Now you can create the three datasets using the `row_indices` ndarray to select the rows that will go into each dataset. Rememeber that the Training Set contains 60% of the data, the Cross Validation Set contains 20% of the data, and the Test Set contains 20% of the data. Each set requires just one line of code to create. Fill in the code below

In [9]:
# Make any necessary calculations.
# You can save your calculations into variables to use later.

sixty = int(len(X_norm) * 0.6)
eighty = int(len(X_norm) * 0.8)

# Create a Training Set
X_train = X_norm[row_indices[:sixty], :]

# Create a Cross Validation Set
X_crossVal = X_norm[row_indices[sixty: eighty], :]

# Create a Test Set
X_test = X_norm[row_indices[eighty: ], :]

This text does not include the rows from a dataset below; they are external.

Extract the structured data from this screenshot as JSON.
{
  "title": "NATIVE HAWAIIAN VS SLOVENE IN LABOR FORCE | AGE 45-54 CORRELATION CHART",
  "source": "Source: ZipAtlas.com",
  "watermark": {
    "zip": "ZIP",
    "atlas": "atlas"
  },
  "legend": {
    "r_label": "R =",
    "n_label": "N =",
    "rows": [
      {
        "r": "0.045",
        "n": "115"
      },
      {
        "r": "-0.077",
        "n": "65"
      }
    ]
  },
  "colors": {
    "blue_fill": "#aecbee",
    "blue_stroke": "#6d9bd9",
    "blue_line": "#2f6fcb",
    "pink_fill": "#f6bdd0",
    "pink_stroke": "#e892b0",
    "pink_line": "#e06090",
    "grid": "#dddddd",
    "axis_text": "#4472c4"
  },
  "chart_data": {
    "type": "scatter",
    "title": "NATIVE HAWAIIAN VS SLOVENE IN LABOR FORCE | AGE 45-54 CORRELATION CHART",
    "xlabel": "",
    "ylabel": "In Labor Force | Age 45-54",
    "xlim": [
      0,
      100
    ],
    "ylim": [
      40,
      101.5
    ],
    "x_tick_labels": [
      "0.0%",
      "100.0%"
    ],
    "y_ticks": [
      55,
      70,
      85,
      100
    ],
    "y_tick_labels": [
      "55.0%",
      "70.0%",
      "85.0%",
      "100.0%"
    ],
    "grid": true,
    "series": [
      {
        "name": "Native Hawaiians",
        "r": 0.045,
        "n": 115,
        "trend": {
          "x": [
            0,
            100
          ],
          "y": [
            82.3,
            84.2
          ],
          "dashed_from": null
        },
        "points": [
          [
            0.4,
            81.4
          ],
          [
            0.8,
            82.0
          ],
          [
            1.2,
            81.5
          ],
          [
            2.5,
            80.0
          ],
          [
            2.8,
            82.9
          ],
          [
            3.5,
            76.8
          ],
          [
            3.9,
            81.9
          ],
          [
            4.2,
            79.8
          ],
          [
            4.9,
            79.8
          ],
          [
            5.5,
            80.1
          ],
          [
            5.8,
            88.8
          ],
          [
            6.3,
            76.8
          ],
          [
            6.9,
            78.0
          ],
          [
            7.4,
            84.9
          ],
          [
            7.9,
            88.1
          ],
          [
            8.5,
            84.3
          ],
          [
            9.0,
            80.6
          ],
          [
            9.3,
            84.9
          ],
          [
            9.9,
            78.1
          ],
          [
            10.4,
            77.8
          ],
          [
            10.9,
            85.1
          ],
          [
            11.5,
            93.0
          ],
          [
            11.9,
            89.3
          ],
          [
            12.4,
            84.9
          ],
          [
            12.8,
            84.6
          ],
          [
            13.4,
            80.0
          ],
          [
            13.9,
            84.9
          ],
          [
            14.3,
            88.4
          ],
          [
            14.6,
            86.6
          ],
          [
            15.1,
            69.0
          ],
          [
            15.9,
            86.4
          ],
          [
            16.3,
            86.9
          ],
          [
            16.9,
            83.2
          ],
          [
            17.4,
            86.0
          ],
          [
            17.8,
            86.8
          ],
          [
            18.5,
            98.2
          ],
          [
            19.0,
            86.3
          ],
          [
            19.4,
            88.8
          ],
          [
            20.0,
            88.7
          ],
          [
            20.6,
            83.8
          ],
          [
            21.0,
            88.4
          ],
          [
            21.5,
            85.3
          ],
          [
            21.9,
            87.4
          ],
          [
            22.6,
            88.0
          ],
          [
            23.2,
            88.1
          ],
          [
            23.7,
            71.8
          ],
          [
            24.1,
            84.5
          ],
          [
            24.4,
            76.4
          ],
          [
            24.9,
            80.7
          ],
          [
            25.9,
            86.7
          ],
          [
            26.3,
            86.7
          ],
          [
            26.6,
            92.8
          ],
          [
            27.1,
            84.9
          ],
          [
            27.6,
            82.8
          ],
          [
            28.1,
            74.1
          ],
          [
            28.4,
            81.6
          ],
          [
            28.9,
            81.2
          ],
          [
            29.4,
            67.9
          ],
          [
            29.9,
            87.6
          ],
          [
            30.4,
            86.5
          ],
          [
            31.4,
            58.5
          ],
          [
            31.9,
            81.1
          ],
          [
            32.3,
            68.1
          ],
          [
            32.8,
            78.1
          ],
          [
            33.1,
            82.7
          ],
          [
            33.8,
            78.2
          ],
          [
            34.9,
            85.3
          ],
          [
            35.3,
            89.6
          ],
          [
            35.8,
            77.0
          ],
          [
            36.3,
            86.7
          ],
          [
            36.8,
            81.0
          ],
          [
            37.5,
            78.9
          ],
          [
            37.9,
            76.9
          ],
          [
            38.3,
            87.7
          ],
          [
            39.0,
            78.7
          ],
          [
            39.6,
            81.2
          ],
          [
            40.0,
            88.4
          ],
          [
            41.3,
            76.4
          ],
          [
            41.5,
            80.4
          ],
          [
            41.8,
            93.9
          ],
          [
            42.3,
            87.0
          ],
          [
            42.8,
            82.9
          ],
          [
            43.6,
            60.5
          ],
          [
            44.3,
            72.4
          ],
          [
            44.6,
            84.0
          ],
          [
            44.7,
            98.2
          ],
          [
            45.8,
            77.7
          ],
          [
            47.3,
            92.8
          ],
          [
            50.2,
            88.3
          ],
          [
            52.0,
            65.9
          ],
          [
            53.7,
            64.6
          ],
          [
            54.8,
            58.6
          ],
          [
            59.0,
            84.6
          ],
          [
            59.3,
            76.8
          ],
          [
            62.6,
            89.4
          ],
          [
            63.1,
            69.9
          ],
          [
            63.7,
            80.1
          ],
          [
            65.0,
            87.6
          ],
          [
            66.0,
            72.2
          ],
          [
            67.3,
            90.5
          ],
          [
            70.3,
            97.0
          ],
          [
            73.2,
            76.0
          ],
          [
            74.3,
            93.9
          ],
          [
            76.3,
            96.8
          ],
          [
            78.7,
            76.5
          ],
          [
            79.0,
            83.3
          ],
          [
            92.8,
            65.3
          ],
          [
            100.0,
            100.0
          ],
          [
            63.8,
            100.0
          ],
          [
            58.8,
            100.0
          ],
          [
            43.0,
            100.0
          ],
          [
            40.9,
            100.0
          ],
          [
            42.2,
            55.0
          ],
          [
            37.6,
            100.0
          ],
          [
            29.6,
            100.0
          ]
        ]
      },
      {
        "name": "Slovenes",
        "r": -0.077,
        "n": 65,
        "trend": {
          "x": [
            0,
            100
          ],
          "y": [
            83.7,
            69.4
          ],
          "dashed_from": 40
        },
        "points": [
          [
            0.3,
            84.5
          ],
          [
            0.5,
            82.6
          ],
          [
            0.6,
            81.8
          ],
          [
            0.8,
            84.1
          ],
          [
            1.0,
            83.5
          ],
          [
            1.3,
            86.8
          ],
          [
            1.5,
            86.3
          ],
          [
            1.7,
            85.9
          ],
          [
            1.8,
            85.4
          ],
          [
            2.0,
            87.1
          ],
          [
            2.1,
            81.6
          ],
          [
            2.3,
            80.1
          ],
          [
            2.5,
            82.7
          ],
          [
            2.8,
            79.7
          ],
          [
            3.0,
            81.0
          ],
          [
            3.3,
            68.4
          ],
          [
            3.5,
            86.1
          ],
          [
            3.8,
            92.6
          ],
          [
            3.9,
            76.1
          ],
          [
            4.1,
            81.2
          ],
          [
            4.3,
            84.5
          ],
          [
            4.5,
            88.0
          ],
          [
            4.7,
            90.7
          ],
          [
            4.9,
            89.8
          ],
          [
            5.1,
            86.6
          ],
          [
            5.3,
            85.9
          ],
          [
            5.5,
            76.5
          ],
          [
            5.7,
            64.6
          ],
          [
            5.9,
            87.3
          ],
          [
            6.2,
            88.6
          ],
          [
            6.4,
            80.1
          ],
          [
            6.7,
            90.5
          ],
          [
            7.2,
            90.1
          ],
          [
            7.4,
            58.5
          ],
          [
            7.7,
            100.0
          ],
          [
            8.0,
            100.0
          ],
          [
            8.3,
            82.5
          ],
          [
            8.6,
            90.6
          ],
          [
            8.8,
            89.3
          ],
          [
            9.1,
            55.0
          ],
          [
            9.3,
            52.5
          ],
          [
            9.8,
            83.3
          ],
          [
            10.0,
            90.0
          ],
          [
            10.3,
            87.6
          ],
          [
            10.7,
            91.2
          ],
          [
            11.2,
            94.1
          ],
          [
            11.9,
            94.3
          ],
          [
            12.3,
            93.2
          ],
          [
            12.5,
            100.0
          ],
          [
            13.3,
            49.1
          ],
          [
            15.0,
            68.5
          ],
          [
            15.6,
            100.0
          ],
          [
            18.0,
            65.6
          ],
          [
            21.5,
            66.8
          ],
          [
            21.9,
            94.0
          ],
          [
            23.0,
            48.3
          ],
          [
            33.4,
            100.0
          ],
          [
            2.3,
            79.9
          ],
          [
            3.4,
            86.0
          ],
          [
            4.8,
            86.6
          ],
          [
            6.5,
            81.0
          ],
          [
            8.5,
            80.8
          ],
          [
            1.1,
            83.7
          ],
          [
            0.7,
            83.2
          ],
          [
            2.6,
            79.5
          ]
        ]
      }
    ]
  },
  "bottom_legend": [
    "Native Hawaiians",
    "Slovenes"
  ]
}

If you performed the above calculations correctly, then `X_tain` should have 600 rows and 20 columns, `X_crossVal` should have 200 rows and 20 columns, and `X_test` should have 200 rows and 20 columns. You can verify this by filling the code below:

In [10]:
# Print the shape of X_train
print(X_train.shape)

# Print the shape of X_crossVal
print(X_crossVal.shape)

# Print the shape of X_test
print(X_test.shape)

(600, 20)
(200, 20)
(200, 20)